Les alliés occidentaux feraient bien d’écouter le scepticisme de Tusk et de comprendre que les mirages ne mèneront ni à la paix ni à la sécurité.
Mohamed Chebaro
Face à la réalité que la guerre en Ukraine est avant tout un problème européen, les États membres de l’UE s’activent : déployant tous les leviers diplomatiques, financiers, militaires et sécuritaires à leur disposition, individuellement ou collectivement, pour maintenir Kyiv approvisionnée et capable de se défendre dans cette bataille existentielle. Obtenir le maintien des canaux de renseignement et de communication satellitaire américains a été une concession durement arrachée que l’Europe et l’OTAN ont réussi à sécuriser auprès de la Maison Blanche.
Un autre chantier en cours consiste à convaincre les États-Unis d’offrir à la « coalition des volontaires » — une initiative franco-britannique visant à déployer des troupes pour garantir la sécurité de l’Ukraine après la guerre — un véritable parapluie de sécurité. D’autres efforts européens pour financer l’Ukraine et renforcer les capacités de défense des membres de l’UE restent encore largement insuffisants.
Il est grand temps pour les États membres de l’UE et les autres démocraties occidentales de réaliser que l’administration américaine ne changera probablement pas d’agenda, malgré quelques déclarations qui pourraient laisser croire le contraire. Depuis l’investiture de Trump en janvier, le chemin vers un accord de paix a été bouleversé par les dynamiques changeantes entre le leader américain, Zelensky et le président russe Vladimir Poutine.

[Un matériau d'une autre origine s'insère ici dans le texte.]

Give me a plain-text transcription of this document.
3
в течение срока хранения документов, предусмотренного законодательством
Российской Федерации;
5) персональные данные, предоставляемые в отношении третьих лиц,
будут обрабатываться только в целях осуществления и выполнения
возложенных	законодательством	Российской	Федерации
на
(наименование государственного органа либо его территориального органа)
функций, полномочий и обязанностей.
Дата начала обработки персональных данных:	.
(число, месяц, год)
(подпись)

Historiquement, la défense de l’Ukraine face à l’agression russe bénéficiait d’un soutien bipartisan aux États-Unis, mais cette administration est restée constamment en retrait, allant même parfois jusqu’à adopter une posture plus proche des justifications du Kremlin que de la position occidentale fondée sur le respect du droit international et de l’intégrité territoriale.
Quoi que dise ou fasse Trump, les dirigeants de l’UE ont été trop lents à réaliser l’impasse dans laquelle ils se trouvent.
Mohamed Chebaro
Quoi que dise ou fasse Trump, les dirigeants de l’UE ont été trop lents à réaliser l’impasse dans laquelle ils se trouvent. Depuis longtemps, il est clair où se dirige l’Amérique, tout comme il est clair où va la Russie. Mais le bloc censé promouvoir la paix en Europe ne parvient pas à se transformer en une alliance capable de se défendre elle-même.

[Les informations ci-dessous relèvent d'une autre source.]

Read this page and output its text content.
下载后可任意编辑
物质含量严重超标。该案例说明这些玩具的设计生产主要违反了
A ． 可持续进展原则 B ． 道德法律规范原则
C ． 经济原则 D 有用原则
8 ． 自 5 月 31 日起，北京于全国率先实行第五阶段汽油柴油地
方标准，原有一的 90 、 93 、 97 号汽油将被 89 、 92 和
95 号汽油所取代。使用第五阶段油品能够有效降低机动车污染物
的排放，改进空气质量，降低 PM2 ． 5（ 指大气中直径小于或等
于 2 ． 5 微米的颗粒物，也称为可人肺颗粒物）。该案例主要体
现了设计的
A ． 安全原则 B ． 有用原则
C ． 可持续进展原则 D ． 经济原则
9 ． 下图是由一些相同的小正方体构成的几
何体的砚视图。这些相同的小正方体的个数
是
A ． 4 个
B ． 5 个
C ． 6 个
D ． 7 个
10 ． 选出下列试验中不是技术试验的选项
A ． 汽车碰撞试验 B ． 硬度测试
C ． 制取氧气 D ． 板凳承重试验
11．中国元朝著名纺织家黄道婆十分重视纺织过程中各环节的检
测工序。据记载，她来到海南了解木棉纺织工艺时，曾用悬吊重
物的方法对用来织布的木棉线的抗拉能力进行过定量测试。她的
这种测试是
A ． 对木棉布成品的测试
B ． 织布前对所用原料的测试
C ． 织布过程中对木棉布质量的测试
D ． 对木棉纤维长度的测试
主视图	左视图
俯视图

Il suffit de regarder les récentes incursions de drones dans l’espace aérien de pays de l’UE et de l’OTAN, sans parler des autres infractions qui se sont multipliées ces dernières années : cyberattaques, piratages, attaques non revendiquées sur des infrastructures clés, incendies criminels, interférences électorales via financements opaques et manipulations algorithmiques… Le tableau devient plus net. Les amis de l’Ukraine sont attaqués alors qu’ils tentent encore de déterminer comment mieux soutenir Kyiv dans sa guerre ouverte, tout en défendant leurs frontières et en se préparant à un éventuel conflit. Même dans leurs déclarations les plus optimistes, on peine à trouver une quelconque volonté rhétorique de libérer les territoires ukrainiens occupés par la Russie.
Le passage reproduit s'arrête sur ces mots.